Beberapa mobil dan bus kota melintas tidak memperdulikan si pincang kecil yang bermain-main di pinggir trotoar. Sekelompok burung pipit bersama-sama hinggap di sebuah bench yang kosong. Burung-burung tidak merasa terancam dengan keasikan Si Pincang yang kini berguling-guling di atas rumput kering sambil keempat kakinya menghadap ke atas seolah minta seseorang untuk menggelitik perutnya. Pincang bahagia sekali rumput kering itu memberi sensasi menggaruk punggungnya yang gatal. Saat tengah asik berguling-guling tiba-tiba sebuah batu melesat mengenai perut Pincang. Pincang mendengking kaget dan langsung bangun mencari-cari sumber serangan. Belum sempat sadar tiba-tiba batu kedua mengenai kepala Si Pincang kecil. "Kaiiing!", Pincang menjerit dan mulai berlari tergopoh-gopoh karena kaki depannya yang cacat. Beberapa anak remaja yang ternyata pelaku lempar batu tadi kembali menghujani Pincang dengan kerikil-kerikil yang mereka lemparkan tepat ke arah Pincang yang kocar-kacir ketakutan. Tidak puas dengan kerikil, salah satu dari mereka melemparkan batang kayu sebesar lengan orang dewasa. Batang kayu itu meleset mengenai Si Pincang.

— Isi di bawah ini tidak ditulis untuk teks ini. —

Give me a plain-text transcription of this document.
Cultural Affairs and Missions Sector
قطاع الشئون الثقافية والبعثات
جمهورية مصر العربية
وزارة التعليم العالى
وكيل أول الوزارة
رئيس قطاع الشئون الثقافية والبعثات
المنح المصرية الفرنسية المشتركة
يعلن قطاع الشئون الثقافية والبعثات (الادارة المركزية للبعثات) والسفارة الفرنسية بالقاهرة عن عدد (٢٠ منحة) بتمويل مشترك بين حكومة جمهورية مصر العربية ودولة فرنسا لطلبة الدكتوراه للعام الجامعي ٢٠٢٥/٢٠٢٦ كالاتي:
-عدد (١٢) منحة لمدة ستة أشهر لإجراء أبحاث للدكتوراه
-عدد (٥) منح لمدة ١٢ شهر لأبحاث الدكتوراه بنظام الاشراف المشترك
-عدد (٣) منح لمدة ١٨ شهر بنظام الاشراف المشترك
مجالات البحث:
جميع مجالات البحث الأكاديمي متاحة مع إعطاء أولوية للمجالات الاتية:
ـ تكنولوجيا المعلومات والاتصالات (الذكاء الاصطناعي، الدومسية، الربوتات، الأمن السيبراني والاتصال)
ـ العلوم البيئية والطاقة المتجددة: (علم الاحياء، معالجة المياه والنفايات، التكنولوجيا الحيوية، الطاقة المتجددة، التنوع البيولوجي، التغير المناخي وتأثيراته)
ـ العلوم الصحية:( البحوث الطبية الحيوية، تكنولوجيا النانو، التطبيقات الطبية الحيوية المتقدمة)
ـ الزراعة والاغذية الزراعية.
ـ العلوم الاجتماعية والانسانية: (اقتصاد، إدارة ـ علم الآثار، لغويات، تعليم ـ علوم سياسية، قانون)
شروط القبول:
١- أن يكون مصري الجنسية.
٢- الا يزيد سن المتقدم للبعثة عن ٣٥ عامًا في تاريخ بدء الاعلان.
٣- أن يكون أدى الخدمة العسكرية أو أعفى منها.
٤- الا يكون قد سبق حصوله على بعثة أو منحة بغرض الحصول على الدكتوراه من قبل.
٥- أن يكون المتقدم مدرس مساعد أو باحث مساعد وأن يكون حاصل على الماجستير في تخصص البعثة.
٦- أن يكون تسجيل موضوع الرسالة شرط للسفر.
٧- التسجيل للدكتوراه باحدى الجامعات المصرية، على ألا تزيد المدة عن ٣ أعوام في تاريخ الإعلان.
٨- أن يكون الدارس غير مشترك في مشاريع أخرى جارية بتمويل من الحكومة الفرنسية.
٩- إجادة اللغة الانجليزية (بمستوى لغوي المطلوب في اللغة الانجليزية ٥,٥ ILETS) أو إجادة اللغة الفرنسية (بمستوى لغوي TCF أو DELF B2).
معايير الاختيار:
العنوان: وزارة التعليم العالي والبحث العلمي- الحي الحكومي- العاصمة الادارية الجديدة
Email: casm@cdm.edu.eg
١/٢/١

Pincang memaksakan dirinya untuk berlari di sepanjang trotoar. Cakar-cakar kecilnya berkeresak ketika dia berlari menginjak dedaunan kering yang sejenak tadi sempat jadi taman bermainnya. Pincang ketakutan sekali, dia tidak berhenti berlari. Jantungnya berdegup diikuti nafasnya yang terengah-engah. Ini bukan perlakuan hina pertama kali yang diterima Pincang. Sudah sering ia bertemu manusia-manusia yang berusaha menyakitinya. Ada yang menyiramnya dengan air dingin, melempar batu, mengikat kakinya dengan tali sehingga tidak bisa berjalan, sampai mengangkatnya dan menceburkan ke got hingga basah kuyup. Kaki depannya yang pincang juga disebabkan ia tergilas si roda dua saat berlari berlari menghindar serangan manusia-manusia yang jahat.
Pincang sudah jauh meninggalkan anak-anak berandal tadi. Ia tiba di tempat persembunyiannya yang selama ini jadi tempat tinggalnya yang nyaman; sebuah bangunan tua. Bangunan itu sudah tidak dihuni. Rumput tinggi memenuhi halaman depan bangunan. Beberapa kaca jendela sudah pecah dan langit-langitnya mau lepas di sana sini. Bangunan dikelilingi oleh seng yang tinggi. Pincang masuk melalui celah kecil tersembunyi antara seng dan tanah. Pincang langsung berlari kecil masuk ke dalam rumah tua tak bertuan itu. Rumah kosong itu kotor dan tidak terurus. Sebuah kursi kayu yang sudah patah tergeletak di lantai. Serpihan kaca berserakan di lantai. Pincang berjalan menghindari serpihan itu menusuk kakinya. Di dalam rumah Pincang ternyata sudah memiliki kamar favorit. Ada sebuah lemari yang di buat di bawah tangga. Sepertinya dulu lemari ini adalah tempat menyimpan buku dan majalah bekas. Dengan sentuhan moncong mungilnya Pincang berhasil membuka pintu lemari dan masuk ke dalam lemari tangga. Pincang membaringkan tubuhnya yang kelelahan di atas tumpukan koran bekas. Nafasnya sudah tidak terengah-engah, lalu ia mulai menjilati tubuhnya yang tadi dilempari batu. Pincang menguik pelan mengenang induknya yang dulu sering menjilatinya. Kalau saja mobil itu tidak menabrak ibunya, tentunya Pincang bisa beristirahat bersama ibunya dengan nyaman di rumah kosong ini, pikirnya.
Ruangan itu sudah mulai gelap. Sinar matahari menyusut pergi meninggalkan bayangan-bayangan panjang. Pincang menggigit dan menyeret sehelai kain di dekatnya berusaha menjadikan kain itu sebagai selimut.